It was difficult territory as Putin, whose country supports and has armed the Syrian regime, did not hold back in his criticism of the rebels.
He said: ‘I believe you will not deny the fact that one should hardly back those who kill their enemies and eat their organs – all that is filmed. Do you want to support those people? Do you want to supply arms to these people?’
Peter Bingle, founder of public affairs agency Terrapin Communications, said the press conference was ‘a disaster’.
‘On Syria the PM is playing a dangerous game both at home and internationally. The Russian president plays politics to different rules. He knows what he wants and will tolerate no dissent. His language was deliberately brutal and direct.’
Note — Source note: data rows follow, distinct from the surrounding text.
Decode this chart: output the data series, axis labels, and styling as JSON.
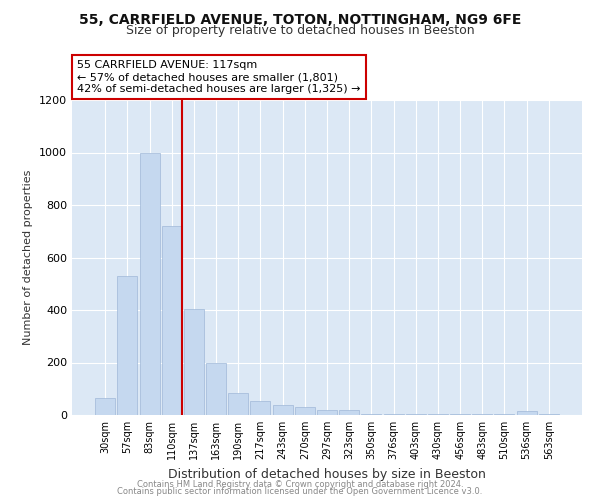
{
  "title1": "55, CARRFIELD AVENUE, TOTON, NOTTINGHAM, NG9 6FE",
  "title2": "Size of property relative to detached houses in Beeston",
  "xlabel": "Distribution of detached houses by size in Beeston",
  "ylabel": "Number of detached properties",
  "footer1": "Contains HM Land Registry data © Crown copyright and database right 2024.",
  "footer2": "Contains public sector information licensed under the Open Government Licence v3.0.",
  "categories": [
    "30sqm",
    "57sqm",
    "83sqm",
    "110sqm",
    "137sqm",
    "163sqm",
    "190sqm",
    "217sqm",
    "243sqm",
    "270sqm",
    "297sqm",
    "323sqm",
    "350sqm",
    "376sqm",
    "403sqm",
    "430sqm",
    "456sqm",
    "483sqm",
    "510sqm",
    "536sqm",
    "563sqm"
  ],
  "values": [
    65,
    530,
    1000,
    720,
    405,
    200,
    85,
    55,
    40,
    32,
    20,
    20,
    5,
    5,
    5,
    5,
    5,
    5,
    5,
    15,
    5
  ],
  "bar_color": "#c5d8ef",
  "bar_edge_color": "#a0b8d8",
  "vline_color": "#cc0000",
  "annotation_line1": "55 CARRFIELD AVENUE: 117sqm",
  "annotation_line2": "← 57% of detached houses are smaller (1,801)",
  "annotation_line3": "42% of semi-detached houses are larger (1,325) →",
  "annotation_box_color": "#ffffff",
  "annotation_box_edge": "#cc0000",
  "ylim": [
    0,
    1200
  ],
  "yticks": [
    0,
    200,
    400,
    600,
    800,
    1000,
    1200
  ],
  "fig_bg_color": "#ffffff",
  "plot_bg_color": "#dce8f5",
  "grid_color": "#ffffff",
  "title1_fontsize": 10,
  "title2_fontsize": 9,
  "xlabel_fontsize": 9,
  "ylabel_fontsize": 8,
  "tick_fontsize": 8,
  "xtick_fontsize": 7
}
But John Slinger, a consultant for Quiller and a Labour activist, said: ‘The fact that Putin chose to use such undiplomatic language reflects badly on him, not on Cameron or on Cameron's position.’
Cameron’s position was further undermined by the rival for his party’s affections, London mayor Boris Johnson, writing in the Daily Telegraph today.
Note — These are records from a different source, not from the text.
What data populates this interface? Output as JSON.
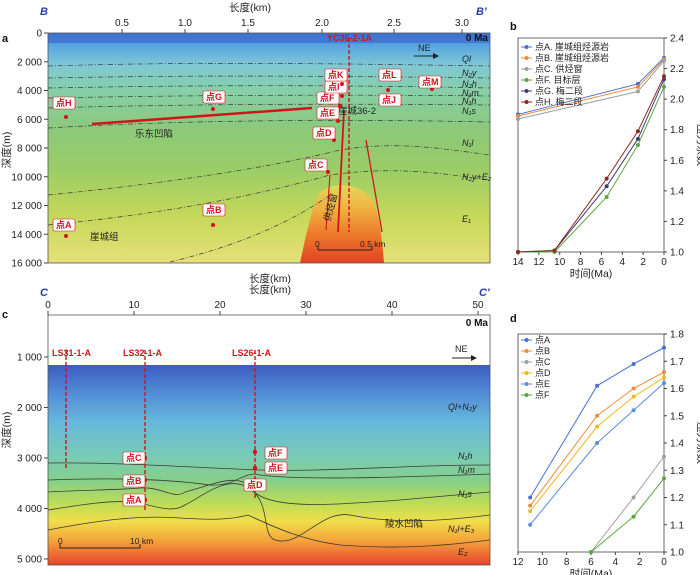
{
  "panels": {
    "a": {
      "letter": "a",
      "section_start": "B",
      "section_end": "B'",
      "time_label": "0 Ma",
      "x_title": "长度(km)",
      "y_title": "深度(m)",
      "x_ticks": [
        "0.5",
        "1.0",
        "1.5",
        "2.0",
        "2.5",
        "3.0"
      ],
      "y_ticks": [
        "0",
        "2 000",
        "4 000",
        "6 000",
        "8 000",
        "10 000",
        "12 000",
        "14 000",
        "16 000"
      ],
      "direction": "NE",
      "well_label": "YC36-2-1A",
      "field_label": "崖城36-2",
      "basin_label": "乐东凹陷",
      "window_label": "供烃窗",
      "formation_label": "崖城组",
      "scale_label_start": "0",
      "scale_label_end": "0.5 km",
      "strata": [
        "Ql",
        "N₂y",
        "N₂h",
        "N₁m",
        "N₁h",
        "N₁s",
        "N₁l",
        "N₂y+E₂",
        "E₁"
      ],
      "points": [
        "点A",
        "点B",
        "点C",
        "点D",
        "点E",
        "点F",
        "点G",
        "点H",
        "点I",
        "点J",
        "点K",
        "点L",
        "点M"
      ]
    },
    "b": {
      "letter": "b",
      "x_title": "时间(Ma)",
      "y_title": "压力系数",
      "x_ticks": [
        "14",
        "12",
        "10",
        "8",
        "6",
        "4",
        "2",
        "0"
      ],
      "y_ticks": [
        "1.0",
        "1.2",
        "1.4",
        "1.6",
        "1.8",
        "2.0",
        "2.2",
        "2.4"
      ]
    },
    "c": {
      "letter": "c",
      "section_start": "C",
      "section_end": "C'",
      "time_label": "0 Ma",
      "x_title": "长度(km)",
      "y_title": "深度(m)",
      "x_ticks": [
        "0",
        "10",
        "20",
        "30",
        "40",
        "50"
      ],
      "y_ticks": [
        "1 000",
        "2 000",
        "3 000",
        "4 000",
        "5 000"
      ],
      "direction": "NE",
      "wells": [
        "LS31-1-A",
        "LS32-1-A",
        "LS26-1-A"
      ],
      "basin_label": "陵水凹陷",
      "scale_label_start": "0",
      "scale_label_end": "10 km",
      "strata": [
        "Ql+N₂y",
        "N₁h",
        "N₁m",
        "N₁s",
        "N₁l+E₃",
        "E₂"
      ],
      "points": [
        "点A",
        "点B",
        "点C",
        "点D",
        "点E",
        "点F"
      ]
    },
    "d": {
      "letter": "d",
      "x_title": "时间(Ma)",
      "y_title": "压力系数",
      "x_ticks": [
        "12",
        "10",
        "8",
        "6",
        "4",
        "2",
        "0"
      ],
      "y_ticks": [
        "1.0",
        "1.1",
        "1.2",
        "1.3",
        "1.4",
        "1.5",
        "1.6",
        "1.7",
        "1.8"
      ]
    }
  },
  "chart_data": [
    {
      "panel": "b",
      "type": "line",
      "xlabel": "时间(Ma)",
      "ylabel": "压力系数",
      "xlim": [
        14,
        0
      ],
      "ylim": [
        1.0,
        2.4
      ],
      "legend_position": "top-left",
      "series": [
        {
          "name": "点A. 崖城组烃源岩",
          "color": "#4a6fd0",
          "x": [
            14,
            2.5,
            0
          ],
          "y": [
            1.9,
            2.1,
            2.27
          ]
        },
        {
          "name": "点B. 崖城组烃源岩",
          "color": "#f08a3c",
          "x": [
            14,
            2.5,
            0
          ],
          "y": [
            1.89,
            2.08,
            2.26
          ]
        },
        {
          "name": "点C. 供烃窗",
          "color": "#a0a0a0",
          "x": [
            14,
            2.5,
            0
          ],
          "y": [
            1.87,
            2.05,
            2.25
          ]
        },
        {
          "name": "点F. 目标层",
          "color": "#5aa63c",
          "x": [
            14,
            10.5,
            5.5,
            2.5,
            0
          ],
          "y": [
            1.0,
            1.0,
            1.36,
            1.7,
            2.08
          ]
        },
        {
          "name": "点G. 梅二段",
          "color": "#3a3f7a",
          "x": [
            14,
            10.5,
            5.5,
            2.5,
            0
          ],
          "y": [
            1.0,
            1.01,
            1.43,
            1.74,
            2.13
          ]
        },
        {
          "name": "点H. 梅二段",
          "color": "#8b2a1e",
          "x": [
            14,
            10.5,
            5.5,
            2.5,
            0
          ],
          "y": [
            1.0,
            1.01,
            1.48,
            1.79,
            2.15
          ]
        }
      ]
    },
    {
      "panel": "d",
      "type": "line",
      "xlabel": "时间(Ma)",
      "ylabel": "压力系数",
      "xlim": [
        12,
        0
      ],
      "ylim": [
        1.0,
        1.8
      ],
      "legend_position": "top-left",
      "series": [
        {
          "name": "点A",
          "color": "#4a6fd0",
          "x": [
            11,
            5.5,
            2.5,
            0
          ],
          "y": [
            1.2,
            1.61,
            1.69,
            1.75
          ]
        },
        {
          "name": "点B",
          "color": "#f08a3c",
          "x": [
            11,
            5.5,
            2.5,
            0
          ],
          "y": [
            1.17,
            1.5,
            1.6,
            1.66
          ]
        },
        {
          "name": "点C",
          "color": "#a0a0a0",
          "x": [
            6,
            2.5,
            0
          ],
          "y": [
            1.0,
            1.2,
            1.35
          ]
        },
        {
          "name": "点D",
          "color": "#f0b820",
          "x": [
            11,
            5.5,
            2.5,
            0
          ],
          "y": [
            1.15,
            1.46,
            1.57,
            1.64
          ]
        },
        {
          "name": "点E",
          "color": "#5b8fd8",
          "x": [
            11,
            5.5,
            2.5,
            0
          ],
          "y": [
            1.1,
            1.4,
            1.52,
            1.62
          ]
        },
        {
          "name": "点F",
          "color": "#5aa63c",
          "x": [
            6,
            2.5,
            0
          ],
          "y": [
            1.0,
            1.13,
            1.27
          ]
        }
      ]
    }
  ]
}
Johnson claimed it would be ‘impossible’ to arm the rebels without weapons ending up in the hands of ‘al-Qaeda-affiliated thugs’.
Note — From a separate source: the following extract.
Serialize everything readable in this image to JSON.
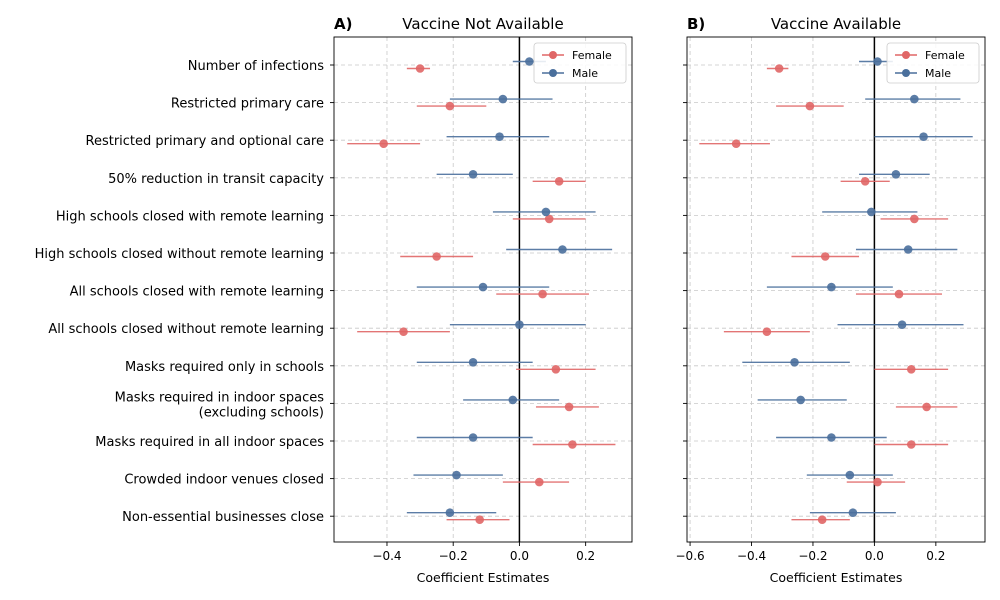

Johnson’s argument was attacked as ‘cynical and simplistic’ by Slinger, who added: ‘Nick Clegg's position at the weekend was classic example of limp Lid Dem foreign policy … added to Labour's wariness on the issue, Cameron could well struggle to win a vote.
‘This places the PM in a very invidious position. He is now doing what only PMs can do - engaging in secret discussions with the world's greatest power about the most important foreign policy issue since Iraq.
‘The US will be asking him what the UK can offer. Cameron will be desperate not to have his executive powers undermined like this. He'll be working on options which circumvent needing to win a Commons vote and he'll be working hard to convince Tory and Lib Dem sceptics.’
The press conference came ahead of the G8 summit in Northern Ireland, which starts today. Cameron is expected to use the UK’s presidency of the G8 to push for greater international co-ordination on corporate and individual taxation.